Parenteral exposure to high HIV viremia leads to virus-specific T cell priming without evidence of infection

Gabriele Missale, Laura Papagno, Amalia Penna, Massimo Pilli, Alessandro Zerbini, Piero Vitali, Giovanni Pieroni, Simona Urbani, Jacopo Uggeri, Susana Pinheiro, Sarah Rowland-Jones, Carlo Ferrari, Gabriele Missale, Laura Papagno, Amalia Penna, Massimo Pilli, Alessandro Zerbini, Piero Vitali, Giovanni Pieroni, Simona Urbani, Jacopo Uggeri, Susana Pinheiro, Sarah Rowland-Jones, Carlo Ferrari

Abstract

Previous studies on CTL responses in HIV-exposed uninfected individuals assumed that the patients were exposed to replicating HIV, but the possibility that the immune responses detected were primed by exposure to a defective virus or viral antigen could not be excluded.
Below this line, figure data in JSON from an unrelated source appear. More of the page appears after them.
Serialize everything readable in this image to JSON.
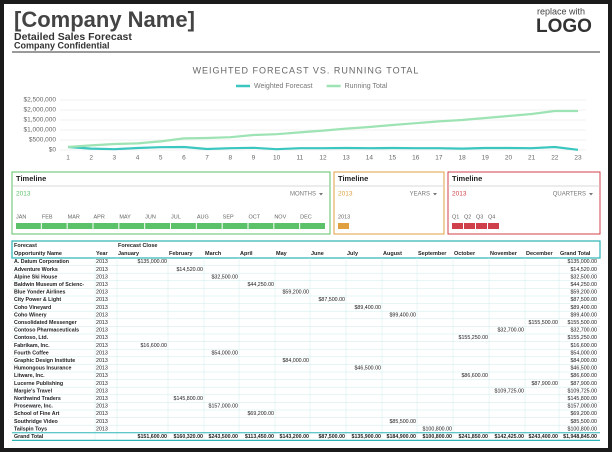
{
  "header": {
    "title": "[Company Name]",
    "subtitle": "Detailed Sales Forecast",
    "note": "Company Confidential",
    "logo_caption": "replace with",
    "logo": "LOGO"
  },
  "chart_data": {
    "type": "line",
    "title": "WEIGHTED FORECAST VS. RUNNING TOTAL",
    "categories": [
      1,
      2,
      3,
      4,
      5,
      6,
      7,
      8,
      9,
      10,
      11,
      12,
      13,
      14,
      15,
      16,
      17,
      18,
      19,
      20,
      21,
      22,
      23
    ],
    "series": [
      {
        "name": "Weighted Forecast",
        "color": "#3cc6c0",
        "values": [
          150000,
          70000,
          40000,
          100000,
          140000,
          150000,
          50000,
          90000,
          110000,
          40000,
          90000,
          90000,
          100000,
          90000,
          100000,
          90000,
          90000,
          70000,
          100000,
          100000,
          90000,
          150000,
          10000
        ]
      },
      {
        "name": "Running Total",
        "color": "#9de3b4",
        "values": [
          150000,
          230000,
          300000,
          330000,
          430000,
          580000,
          600000,
          640000,
          750000,
          790000,
          880000,
          970000,
          1070000,
          1150000,
          1250000,
          1340000,
          1430000,
          1500000,
          1600000,
          1700000,
          1800000,
          1950000,
          1950000
        ]
      }
    ],
    "ylim": [
      0,
      2500000
    ],
    "yticks": [
      {
        "value": 0,
        "label": "$0"
      },
      {
        "value": 500000,
        "label": "$500,000"
      },
      {
        "value": 1000000,
        "label": "$1,000,000"
      },
      {
        "value": 1500000,
        "label": "$1,500,000"
      },
      {
        "value": 2000000,
        "label": "$2,000,000"
      },
      {
        "value": 2500000,
        "label": "$2,500,000"
      }
    ],
    "grid": true,
    "legend": "top"
  },
  "timelines": [
    {
      "title": "Timeline",
      "year": "2013",
      "level": "MONTHS",
      "color": "#5cc26a",
      "items": [
        "JAN",
        "FEB",
        "MAR",
        "APR",
        "MAY",
        "JUN",
        "JUL",
        "AUG",
        "SEP",
        "OCT",
        "NOV",
        "DEC"
      ]
    },
    {
      "title": "Timeline",
      "year": "2013",
      "level": "YEARS",
      "color": "#e0a040",
      "items": [
        "2013"
      ]
    },
    {
      "title": "Timeline",
      "year": "2013",
      "level": "QUARTERS",
      "color": "#d0404a",
      "items": [
        "Q1",
        "Q2",
        "Q3",
        "Q4"
      ]
    }
  ],
  "table": {
    "group_header": [
      "Forecast",
      "Forecast Close"
    ],
    "columns": [
      "Opportunity Name",
      "Year",
      "January",
      "February",
      "March",
      "April",
      "May",
      "June",
      "July",
      "August",
      "September",
      "October",
      "November",
      "December",
      "Grand Total"
    ],
    "rows": [
      [
        "A. Datum Corporation",
        "2013",
        "$135,000.00",
        null,
        null,
        null,
        null,
        null,
        null,
        null,
        null,
        null,
        null,
        null,
        "$135,000.00"
      ],
      [
        "Adventure Works",
        "2013",
        null,
        "$14,520.00",
        null,
        null,
        null,
        null,
        null,
        null,
        null,
        null,
        null,
        null,
        "$14,520.00"
      ],
      [
        "Alpine Ski House",
        "2013",
        null,
        null,
        "$32,500.00",
        null,
        null,
        null,
        null,
        null,
        null,
        null,
        null,
        null,
        "$32,500.00"
      ],
      [
        "Baldwin Museum of Scienc-",
        "2013",
        null,
        null,
        null,
        "$44,250.00",
        null,
        null,
        null,
        null,
        null,
        null,
        null,
        null,
        "$44,250.00"
      ],
      [
        "Blue Yonder Airlines",
        "2013",
        null,
        null,
        null,
        null,
        "$59,200.00",
        null,
        null,
        null,
        null,
        null,
        null,
        null,
        "$59,200.00"
      ],
      [
        "City Power & Light",
        "2013",
        null,
        null,
        null,
        null,
        null,
        "$87,500.00",
        null,
        null,
        null,
        null,
        null,
        null,
        "$87,500.00"
      ],
      [
        "Coho Vineyard",
        "2013",
        null,
        null,
        null,
        null,
        null,
        null,
        "$89,400.00",
        null,
        null,
        null,
        null,
        null,
        "$89,400.00"
      ],
      [
        "Coho Winery",
        "2013",
        null,
        null,
        null,
        null,
        null,
        null,
        null,
        "$99,400.00",
        null,
        null,
        null,
        null,
        "$99,400.00"
      ],
      [
        "Consolidated Messenger",
        "2013",
        null,
        null,
        null,
        null,
        null,
        null,
        null,
        null,
        null,
        null,
        null,
        "$155,500.00",
        "$155,500.00"
      ],
      [
        "Contoso Pharmaceuticals",
        "2013",
        null,
        null,
        null,
        null,
        null,
        null,
        null,
        null,
        null,
        null,
        "$32,700.00",
        null,
        "$32,700.00"
      ],
      [
        "Contoso, Ltd.",
        "2013",
        null,
        null,
        null,
        null,
        null,
        null,
        null,
        null,
        null,
        "$155,250.00",
        null,
        null,
        "$155,250.00"
      ],
      [
        "Fabrikam, Inc.",
        "2013",
        "$16,600.00",
        null,
        null,
        null,
        null,
        null,
        null,
        null,
        null,
        null,
        null,
        null,
        "$16,600.00"
      ],
      [
        "Fourth Coffee",
        "2013",
        null,
        null,
        "$54,000.00",
        null,
        null,
        null,
        null,
        null,
        null,
        null,
        null,
        null,
        "$54,000.00"
      ],
      [
        "Graphic Design Institute",
        "2013",
        null,
        null,
        null,
        null,
        "$84,000.00",
        null,
        null,
        null,
        null,
        null,
        null,
        null,
        "$84,000.00"
      ],
      [
        "Humongous Insurance",
        "2013",
        null,
        null,
        null,
        null,
        null,
        null,
        "$46,500.00",
        null,
        null,
        null,
        null,
        null,
        "$46,500.00"
      ],
      [
        "Litware, Inc.",
        "2013",
        null,
        null,
        null,
        null,
        null,
        null,
        null,
        null,
        null,
        "$86,600.00",
        null,
        null,
        "$86,600.00"
      ],
      [
        "Lucerne Publishing",
        "2013",
        null,
        null,
        null,
        null,
        null,
        null,
        null,
        null,
        null,
        null,
        null,
        "$87,900.00",
        "$87,900.00"
      ],
      [
        "Margie's Travel",
        "2013",
        null,
        null,
        null,
        null,
        null,
        null,
        null,
        null,
        null,
        null,
        "$109,725.00",
        null,
        "$109,725.00"
      ],
      [
        "Northwind Traders",
        "2013",
        null,
        "$145,800.00",
        null,
        null,
        null,
        null,
        null,
        null,
        null,
        null,
        null,
        null,
        "$145,800.00"
      ],
      [
        "Proseware, Inc.",
        "2013",
        null,
        null,
        "$157,000.00",
        null,
        null,
        null,
        null,
        null,
        null,
        null,
        null,
        null,
        "$157,000.00"
      ],
      [
        "School of Fine Art",
        "2013",
        null,
        null,
        null,
        "$69,200.00",
        null,
        null,
        null,
        null,
        null,
        null,
        null,
        null,
        "$69,200.00"
      ],
      [
        "Southridge Video",
        "2013",
        null,
        null,
        null,
        null,
        null,
        null,
        null,
        "$85,500.00",
        null,
        null,
        null,
        null,
        "$85,500.00"
      ],
      [
        "Tailspin Toys",
        "2013",
        null,
        null,
        null,
        null,
        null,
        null,
        null,
        null,
        "$100,800.00",
        null,
        null,
        null,
        "$100,800.00"
      ]
    ],
    "total": [
      "Grand Total",
      null,
      "$151,600.00",
      "$160,320.00",
      "$243,500.00",
      "$113,450.00",
      "$143,200.00",
      "$87,500.00",
      "$135,900.00",
      "$184,900.00",
      "$100,800.00",
      "$241,850.00",
      "$142,425.00",
      "$243,400.00",
      "$1,948,845.00"
    ]
  }
}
Epidemiological and laboratory analysis of a nosocomial outbreak of acute hepatitis B unequivocally allowed the identification of an HIV-1- and HBV-co-infected patient with high plasma levels of both viruses, as the source case of the epidemics. This clinical setting provided a natural model for testing the HIV-specific T cell response in patients exposed to blood from a patient with highly replicating HIV. Parenteral exposure to both viruses led to acute hepatitis B in five subjects without evidence of HIV-1 infection. Cryopreserved lymphocytes derived from three exposed patients were tested ex vivo in an ELISPOT assay for IFN-gamma release upon stimulation with peptides from structural and non-structural HIV proteins; one of the patients was also tested with four HLA/class I tetramers. Circulating HIV-specific CD8 cells were detected by tetramer staining and a high frequency of T cells were able to release IFN-gamma upon stimulation with HIV peptides, showing in vivo T cell priming by HIV. These results unequivocally demonstrate a HIV-specific cell-mediated immune response in the absence of infection after exposure to highly replicating HIV.